E allora si inizia a dire che sono poche e che imporre loro delle restrizioni produrrebbe effetti risibili sulla qualità dell'aria quindi non si fa nulla.
Il problema è che a me sembra che quando si parla di ridurre le emissioni chiunque senti ti dice che bisognerebbe iniziare da qualcun altro.
Se volete tutelare l'ambiente fate pure,basta che non venite a rompere le scatole a me perchè io guido e faccio quello che voglio.
Questo purtroppo è l'interesse per l'ambiente che c'è in Italia.
Se pensiamo che ormai siamo nel 2020 e ci sono ancora tante persone che si rifiutano di fare la raccolta differenziata e di spegnere il motore nelle soste prolungate è evidente che qualsiasi limitazione verrà sempre e comunque osteggiata,anche quando tutto sommato è ragionevole.
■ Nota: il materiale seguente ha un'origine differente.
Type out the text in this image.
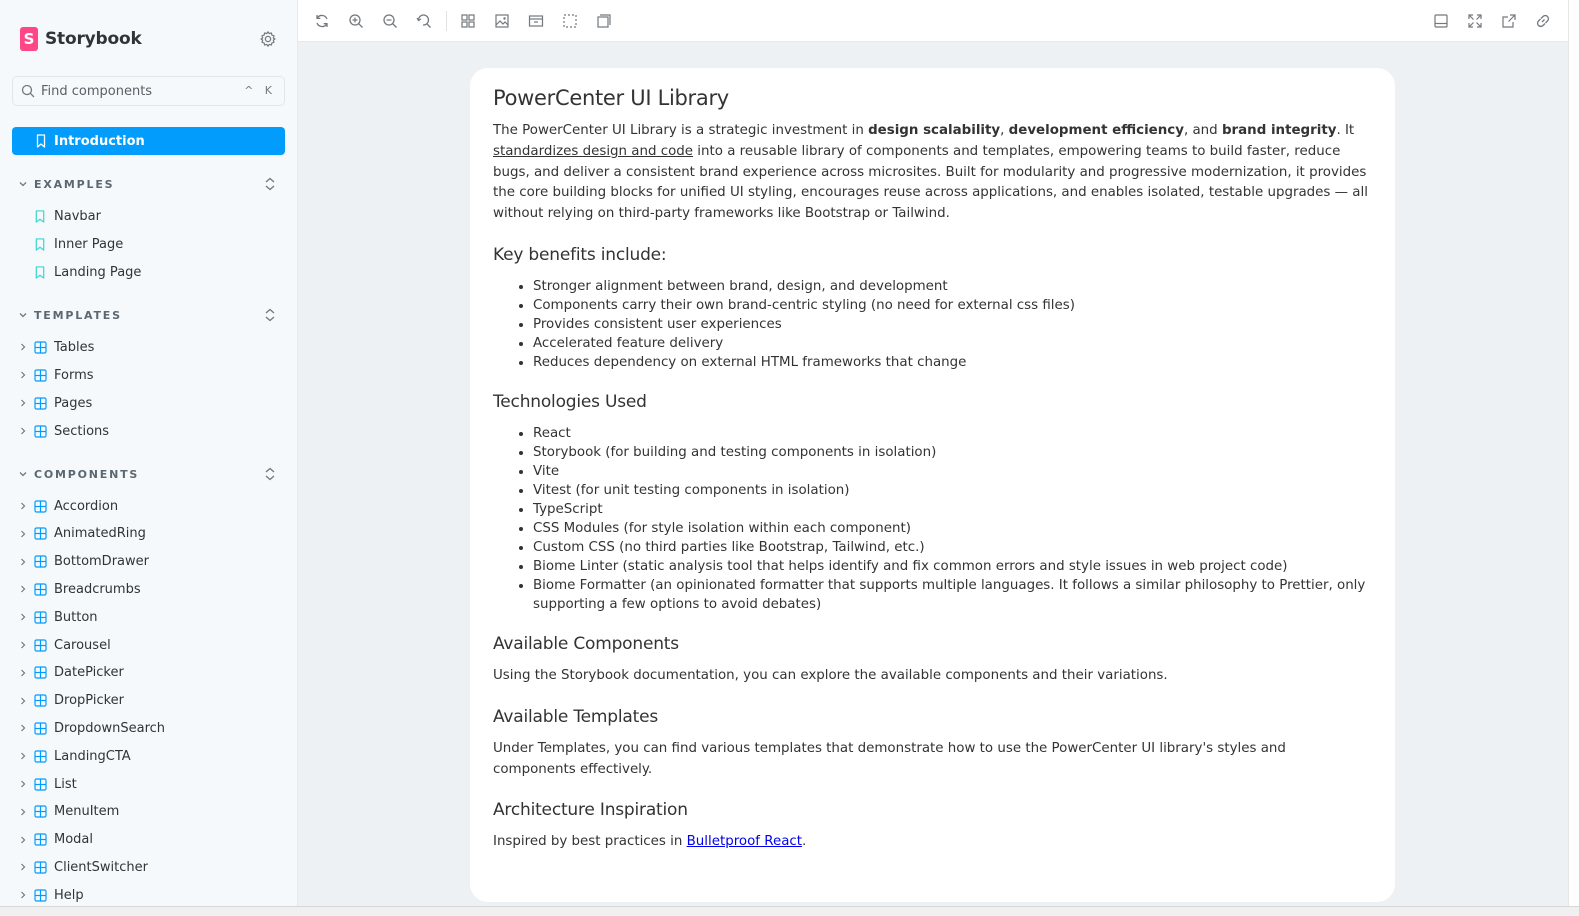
S Storybook
Find components
^ K
Introduction
EXAMPLES
Navbar
Inner Page
Landing Page
TEMPLATES
COMPONENTS
Tables
Forms
Pages
Sections
Accordion
AnimatedRing
BottomDrawer
Breadcrumbs
Button
Carousel
DatePicker
DropPicker
DropdownSearch
LandingCTA
List
MenuItem
Modal
ClientSwitcher
Help
PowerCenter UI Library

The PowerCenter UI Library is a strategic investment in design scalability, development efficiency, and brand integrity. It standardizes design and code into a reusable library of components and templates, empowering teams to build faster, reduce bugs, and deliver a consistent brand experience across microsites. Built for modularity and progressive modernization, it provides the core building blocks for unified UI styling, encourages reuse across applications, and enables isolated, testable upgrades — all without relying on third-party frameworks like Bootstrap or Tailwind.

Key benefits include:
• Stronger alignment between brand, design, and development
• Components carry their own brand-centric styling (no need for external css files)
• Provides consistent user experiences
• Accelerated feature delivery
• Reduces dependency on external HTML frameworks that change
Technologies Used
• React
• Storybook (for building and testing components in isolation)
• Vite
• Vitest (for unit testing components in isolation)
• TypeScript
• CSS Modules (for style isolation within each component)
• Custom CSS (no third parties like Bootstrap, Tailwind, etc.)
• Biome Linter (static analysis tool that helps identify and fix common errors and style issues in web project code)
• Biome Formatter (an opinionated formatter that supports multiple languages. It follows a similar philosophy to Prettier, only supporting a few options to avoid debates)
Available Components

Using the Storybook documentation, you can explore the available components and their variations.

Available Templates

Under Templates, you can find various templates that demonstrate how to use the PowerCenter UI library's styles and components effectively.

Architecture Inspiration

Inspired by best practices in Bulletproof React.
Ma in un contesto simile si può continuare a lasciare alla coscienza dei singoli la tutela dell'ambiente?
Io non sono Greta,non invoco nulla di drastico,semplicemente non vorrei vedere il solito menefreghismo all'italiana in cui nessuno è disposto a rinunciare alla propria comodità e tutti delegano agli altri la responsabilità di risolvere i problemi.